Access not within mapped region at address 0x0 Seems to be an attempt to access data on a null pointer. The function in which the error occurs is TrackerWrapper::update_distance_param, which tries to access a pointer to Tracker called model and subsequently a pointer to PositionSolver called solver. I suspect one of these two pointers are null for some reason. Can you confirm all the models are on the /usr/share/aitrack/models directory? It should contain the following files:

detection.onnx
lm_b.onnx
lm_f.onnx
lm_m.onnx

I ask this because the Tracker class constructor depends on the existence of these files. There is also a log at ~/.local/share/aitrack/log.txt. There could be some sort of clue there. You could also debug the application, are you familiar with debugging tools such as gdb?

mattcaron commented 3 years ago

That was the conclusion I came to in the 15 minutes I had to look at it.

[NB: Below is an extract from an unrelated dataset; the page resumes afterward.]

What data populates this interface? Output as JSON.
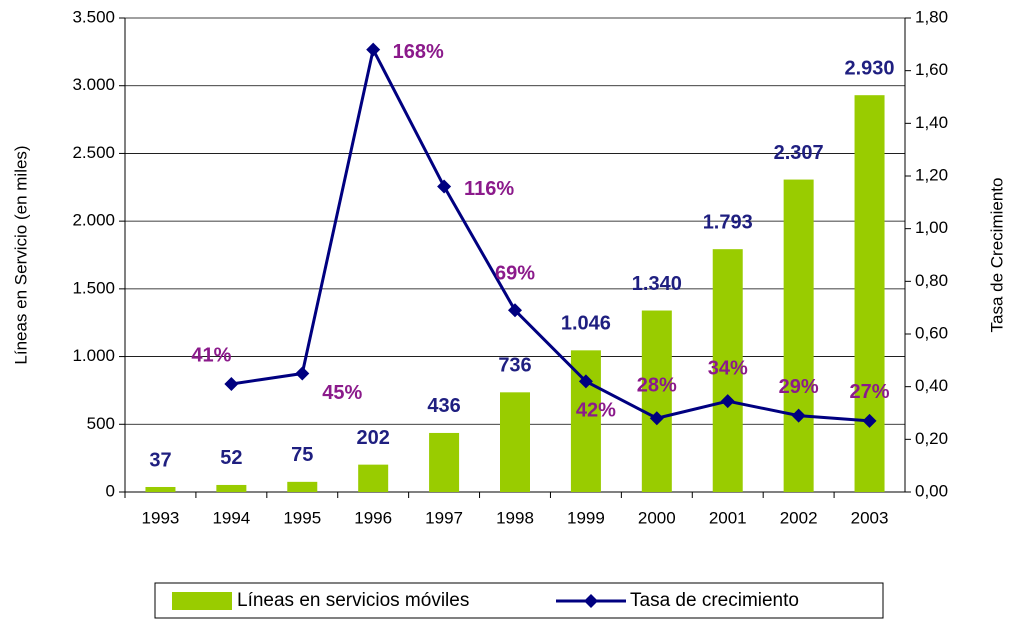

All the models are in that directory, however, look at this:

(matt@bluebox) /usr/share/aitrack/models$ ls -l
total 26768
-rw------- 1 root root   568302 Sep 16 16:29 detection.onnx
-rw------- 1 root root 13500226 Sep 16 16:29 lm_b.onnx
-rw------- 1 root root  4842329 Sep 16 16:29 lm_f.onnx
-rw------- 1 root root  8494061 Sep 16 16:29 lm_m.onnx

Bet that has something to do with it...

(matt@bluebox) /usr/share/aitrack/models$ sudo chmod a+r *

and it's sorted - works great now.

It's always the foolish permissions. Sorry for the trouble.

If I have a chance, I'll try and improve this so that it complains properly rather than crashing.

For what it's worth, here's my resume: https://www.mattcaron.net/resume/

I'm not unskilled, just busy.

Thanks for your help.